Focus on key phrases first. As you do the other words will fall into place. Spend five minutes at the beginning of your devotions reviewing a scripture or two. If you do this every day it won’t be long before you will have a lot of scriptures memorized.
2. Read or listen to three chapters of the Bible: 20 minutes
At three chapters a day you read almost the whole Bible in a year (there are 1,189 chapters in the Bible—if you divide this by 365 it comes out to 3.26 chapters a day). There are a couple of chapters of names of ancestors and allotments of land to Israel’s tribes which you could skip if you want to listen to the whole Bible in a year.
3. Write things you’re thankful for: 5 minutes
I use a moleskin journal and a nice fountain pen and write a single page of things I’m thankful for. I write it out in prayer form, e.g., Lord Jesus, thank you for another day. Thank you for the gift of sleep, and for your protection during the night, etc.
4. Pray: 15 minutes
Often I use prayers I’ve written out in various categories, e.g. my family, God’s kingdom come, our nation, the persecuted church, etc.

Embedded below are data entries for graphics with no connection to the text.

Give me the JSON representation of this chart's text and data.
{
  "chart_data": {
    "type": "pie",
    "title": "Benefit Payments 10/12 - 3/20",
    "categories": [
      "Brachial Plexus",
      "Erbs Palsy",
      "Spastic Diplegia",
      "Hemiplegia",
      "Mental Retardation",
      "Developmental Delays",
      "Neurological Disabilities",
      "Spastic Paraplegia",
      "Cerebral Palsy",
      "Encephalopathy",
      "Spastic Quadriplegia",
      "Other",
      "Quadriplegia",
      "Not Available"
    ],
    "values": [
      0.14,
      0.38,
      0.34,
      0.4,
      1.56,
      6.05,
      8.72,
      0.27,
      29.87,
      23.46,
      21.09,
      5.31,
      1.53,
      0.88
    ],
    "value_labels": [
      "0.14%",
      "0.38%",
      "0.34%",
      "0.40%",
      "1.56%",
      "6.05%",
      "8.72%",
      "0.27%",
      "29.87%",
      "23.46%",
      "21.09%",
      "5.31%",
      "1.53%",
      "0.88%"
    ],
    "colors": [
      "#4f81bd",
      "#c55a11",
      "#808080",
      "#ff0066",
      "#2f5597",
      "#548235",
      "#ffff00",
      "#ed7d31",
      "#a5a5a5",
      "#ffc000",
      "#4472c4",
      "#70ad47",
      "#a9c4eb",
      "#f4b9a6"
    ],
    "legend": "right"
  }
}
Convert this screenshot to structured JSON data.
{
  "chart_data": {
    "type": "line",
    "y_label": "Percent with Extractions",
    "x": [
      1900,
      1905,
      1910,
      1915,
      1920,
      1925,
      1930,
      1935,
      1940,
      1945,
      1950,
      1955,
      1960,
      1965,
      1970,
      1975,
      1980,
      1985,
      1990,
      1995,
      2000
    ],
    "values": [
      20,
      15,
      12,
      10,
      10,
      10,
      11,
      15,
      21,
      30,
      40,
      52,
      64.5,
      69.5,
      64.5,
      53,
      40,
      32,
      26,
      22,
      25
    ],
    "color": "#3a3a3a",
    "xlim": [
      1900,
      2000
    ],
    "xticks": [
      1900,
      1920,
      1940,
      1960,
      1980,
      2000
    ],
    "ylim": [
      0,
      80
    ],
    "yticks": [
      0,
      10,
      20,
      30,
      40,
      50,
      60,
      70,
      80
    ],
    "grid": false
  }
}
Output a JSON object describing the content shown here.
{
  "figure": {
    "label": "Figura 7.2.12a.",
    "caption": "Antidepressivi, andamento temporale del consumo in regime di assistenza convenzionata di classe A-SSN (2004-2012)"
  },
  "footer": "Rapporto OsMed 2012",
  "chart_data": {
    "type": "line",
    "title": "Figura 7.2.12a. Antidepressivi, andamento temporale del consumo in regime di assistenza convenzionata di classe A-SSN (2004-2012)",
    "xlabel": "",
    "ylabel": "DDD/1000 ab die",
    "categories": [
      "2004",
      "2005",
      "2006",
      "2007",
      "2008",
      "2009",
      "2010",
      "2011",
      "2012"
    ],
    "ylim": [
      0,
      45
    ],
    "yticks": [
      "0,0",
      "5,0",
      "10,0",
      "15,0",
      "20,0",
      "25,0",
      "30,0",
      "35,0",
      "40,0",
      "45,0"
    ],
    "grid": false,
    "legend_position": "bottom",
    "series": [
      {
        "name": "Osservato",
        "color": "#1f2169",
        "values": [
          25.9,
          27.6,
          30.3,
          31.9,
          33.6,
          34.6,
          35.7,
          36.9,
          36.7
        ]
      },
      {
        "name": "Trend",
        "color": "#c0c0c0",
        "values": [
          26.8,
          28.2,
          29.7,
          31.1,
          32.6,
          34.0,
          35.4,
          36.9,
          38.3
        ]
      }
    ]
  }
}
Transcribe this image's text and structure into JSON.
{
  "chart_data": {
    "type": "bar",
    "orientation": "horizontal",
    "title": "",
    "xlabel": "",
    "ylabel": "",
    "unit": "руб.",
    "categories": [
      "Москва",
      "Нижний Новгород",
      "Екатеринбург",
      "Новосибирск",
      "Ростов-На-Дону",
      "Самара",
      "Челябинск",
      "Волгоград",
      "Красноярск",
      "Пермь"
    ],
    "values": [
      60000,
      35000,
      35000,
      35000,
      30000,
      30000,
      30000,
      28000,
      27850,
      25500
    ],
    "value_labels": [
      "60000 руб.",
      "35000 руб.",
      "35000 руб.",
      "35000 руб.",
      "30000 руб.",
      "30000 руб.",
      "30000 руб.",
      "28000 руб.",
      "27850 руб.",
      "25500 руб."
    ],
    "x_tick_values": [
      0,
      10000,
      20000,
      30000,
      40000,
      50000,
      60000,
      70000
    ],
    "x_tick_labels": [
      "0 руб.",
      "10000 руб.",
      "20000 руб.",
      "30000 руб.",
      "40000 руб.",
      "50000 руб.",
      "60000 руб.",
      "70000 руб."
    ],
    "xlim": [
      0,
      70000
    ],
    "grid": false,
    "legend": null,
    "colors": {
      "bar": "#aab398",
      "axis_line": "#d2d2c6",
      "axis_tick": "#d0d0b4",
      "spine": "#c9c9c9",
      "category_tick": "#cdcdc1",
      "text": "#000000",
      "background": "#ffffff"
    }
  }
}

I may pray for one or two categories a day. Though I don’t restrict myself to using my written prayers, I’ve found that by referring to them it helps keep me on track. I hope to elaborate more on this in a future blog post.
There you go. Devise your own plan for making time for God and try to make it a habit. Again, start small if 45 minutes seems too long. Spend one minute on a Scripture, read five minutes, etc. The key is to try to be consistent. Nothing satisfies or yields more joy than spending time with Jesus.